One of my favorite books is Yann Martel’s novel Life of Pi. A young Indian man, Pi, is stranded at sea in a lifeboat with a Bengal tiger. If you’ve never read it, you should. It’s a beautiful examination of faith, courage, and the human spirit.
By the end of the book, you realize that, maybe, there was no tiger after all. Pi was the tiger. He became a tiger with all its ferocity and courage and strength. He became what he needed to survive.
As I drifted in my own metaphorical lifeboat, I willed myself to become a tiger like Pi.
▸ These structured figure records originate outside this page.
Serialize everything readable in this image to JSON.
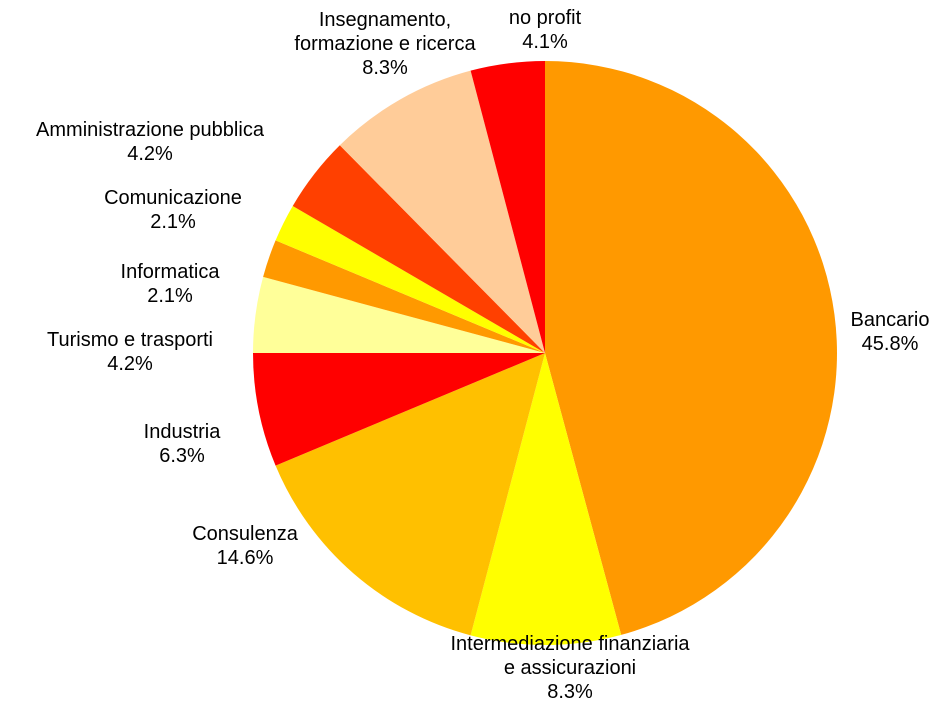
{
  "chart_data": {
    "type": "pie",
    "categories": [
      "Bancario",
      "Intermediazione finanziaria\ne assicurazioni",
      "Consulenza",
      "Industria",
      "Turismo e trasporti",
      "Informatica",
      "Comunicazione",
      "Amministrazione pubblica",
      "Insegnamento,\nformazione e ricerca",
      "no profit"
    ],
    "values": [
      45.8,
      8.3,
      14.6,
      6.3,
      4.2,
      2.1,
      2.1,
      4.2,
      8.3,
      4.1
    ],
    "value_labels": [
      "45.8%",
      "8.3%",
      "14.6%",
      "6.3%",
      "4.2%",
      "2.1%",
      "2.1%",
      "4.2%",
      "8.3%",
      "4.1%"
    ],
    "colors": [
      "#FF9900",
      "#FFFF00",
      "#FFC000",
      "#FF0000",
      "#FFFF99",
      "#FF9900",
      "#FFFF00",
      "#FF4000",
      "#FFCC99",
      "#FF0000"
    ]
  }
}
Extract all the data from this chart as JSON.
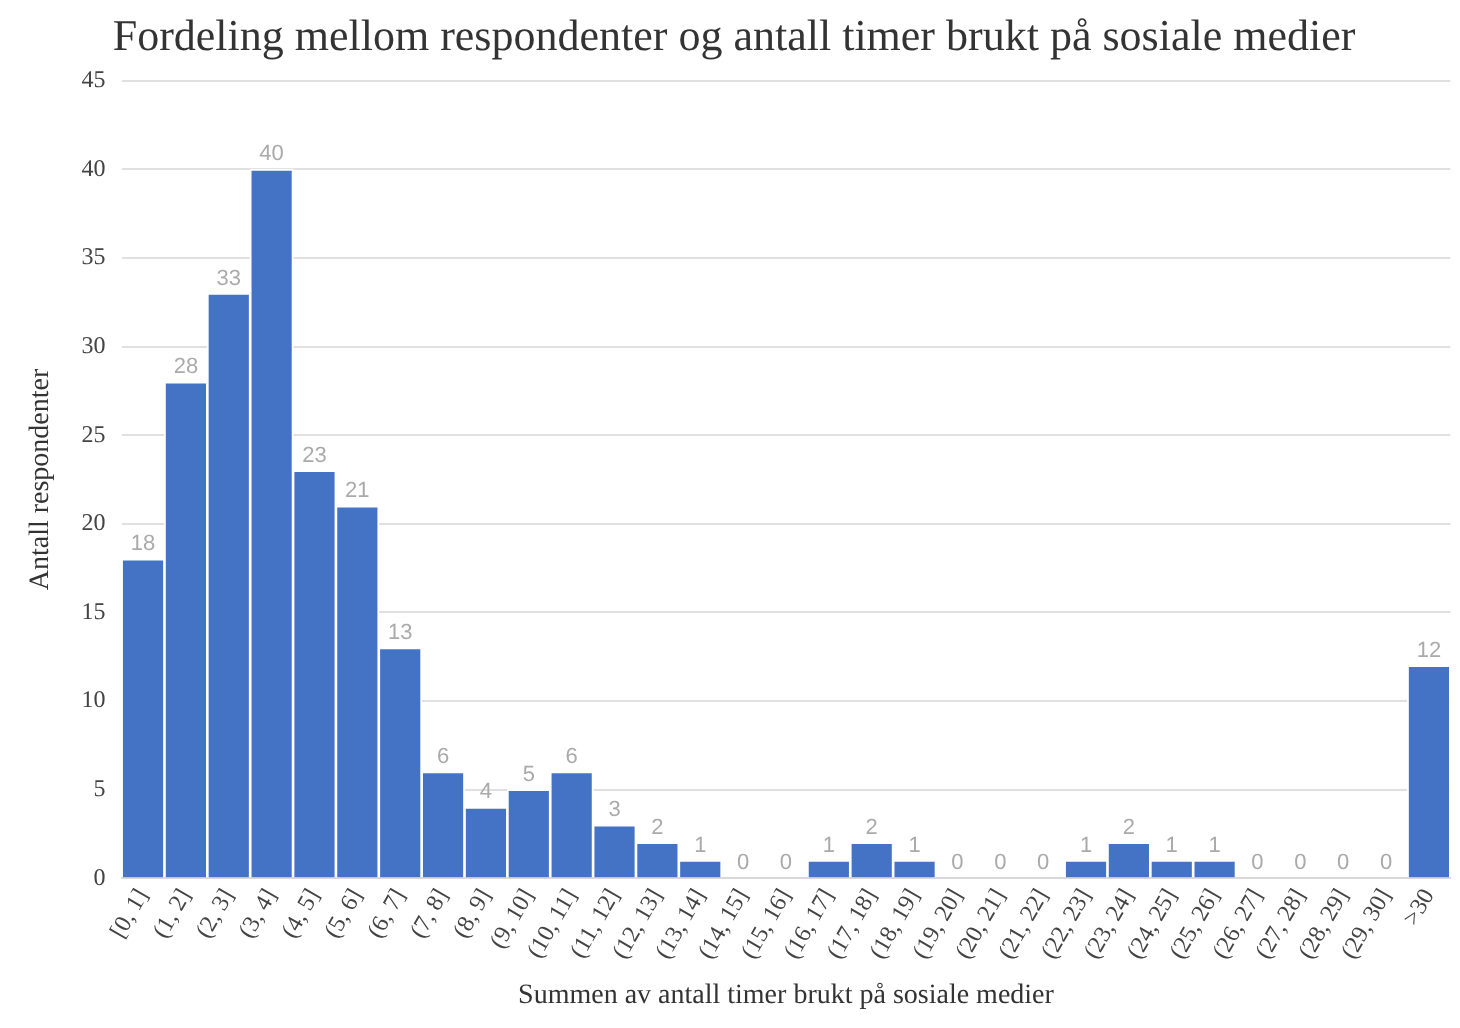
{
  "chart_data": {
    "type": "bar",
    "title": "Fordeling mellom respondenter og antall timer brukt på sosiale medier",
    "xlabel": "Summen av antall timer brukt på sosiale medier",
    "ylabel": "Antall respondenter",
    "categories": [
      "[0, 1]",
      "(1, 2]",
      "(2, 3]",
      "(3, 4]",
      "(4, 5]",
      "(5, 6]",
      "(6, 7]",
      "(7, 8]",
      "(8, 9]",
      "(9, 10]",
      "(10, 11]",
      "(11, 12]",
      "(12, 13]",
      "(13, 14]",
      "(14, 15]",
      "(15, 16]",
      "(16, 17]",
      "(17, 18]",
      "(18, 19]",
      "(19, 20]",
      "(20, 21]",
      "(21, 22]",
      "(22, 23]",
      "(23, 24]",
      "(24, 25]",
      "(25, 26]",
      "(26, 27]",
      "(27, 28]",
      "(28, 29]",
      "(29, 30]",
      ">30"
    ],
    "values": [
      18,
      28,
      33,
      40,
      23,
      21,
      13,
      6,
      4,
      5,
      6,
      3,
      2,
      1,
      0,
      0,
      1,
      2,
      1,
      0,
      0,
      0,
      1,
      2,
      1,
      1,
      0,
      0,
      0,
      0,
      12
    ],
    "color": "#4472c4",
    "ylim": [
      0,
      45
    ],
    "yticks": [
      0,
      5,
      10,
      15,
      20,
      25,
      30,
      35,
      40,
      45
    ],
    "grid": "y",
    "data_labels": true,
    "legend": false
  }
}
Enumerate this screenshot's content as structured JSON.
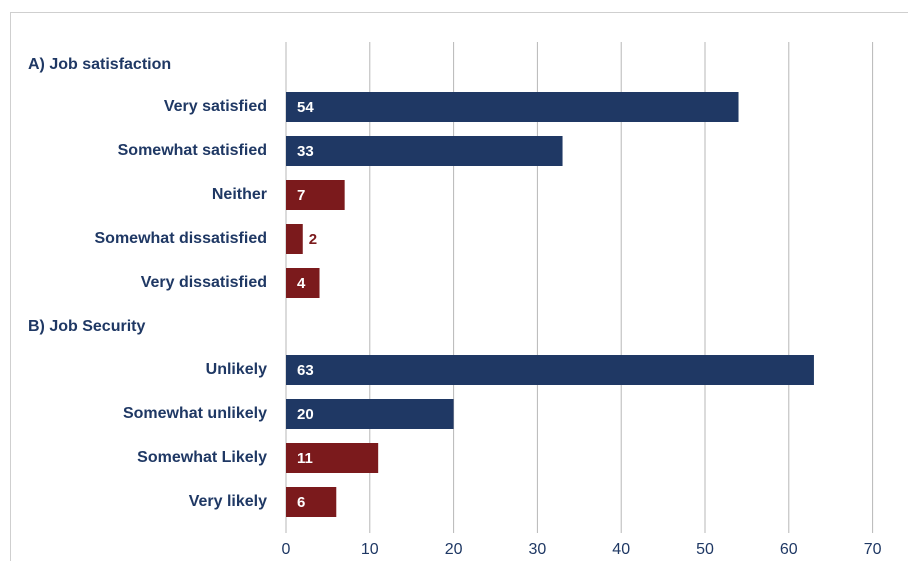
{
  "colors": {
    "positive": "#1f3864",
    "negative": "#7b1a1c",
    "grid": "#b7b7b7",
    "text": "#1f3864"
  },
  "chart_data": {
    "type": "bar",
    "orientation": "horizontal",
    "xlim": [
      0,
      70
    ],
    "xticks": [
      0,
      10,
      20,
      30,
      40,
      50,
      60,
      70
    ],
    "grid": true,
    "groups": [
      {
        "title": "A) Job satisfaction",
        "categories": [
          "Very satisfied",
          "Somewhat satisfied",
          "Neither",
          "Somewhat dissatisfied",
          "Very dissatisfied"
        ],
        "values": [
          54,
          33,
          7,
          2,
          4
        ],
        "tones": [
          "positive",
          "positive",
          "negative",
          "negative",
          "negative"
        ]
      },
      {
        "title": "B) Job Security",
        "categories": [
          "Unlikely",
          "Somewhat unlikely",
          "Somewhat Likely",
          "Very likely"
        ],
        "values": [
          63,
          20,
          11,
          6
        ],
        "tones": [
          "positive",
          "positive",
          "negative",
          "negative"
        ]
      }
    ]
  }
}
I struggled to pull myself out of fear and despair and into courage and ferocity. Finally, after working with my therapist, I realized that maybe I would need to start acting like a tigress before I felt like she had arrived. And that was terrifying.
It was at this point that my husband, Tim, who regularly checks the cheapest airfares, said, “Wouldn’t it be crazy if we went to India? Flights to Delhi are super cheap, and this amazing tour is on sale. But we would have to go in the next two months. What do you think?”
Before I could even wrap my head around the idea, I heard the tigress growl, “Let’s do it.” In an out-of-body experience, I watched our tickets get purchased, our time off requests get approved, and our bags get packed. I clung to her tail as the tigress ran headlong into a whole new, foreign world that would aggressively rub up against some of my most tender wounds.
With a very real fear and a thousand reasons to change my mind, I was about to trust fall into the arms of humanity.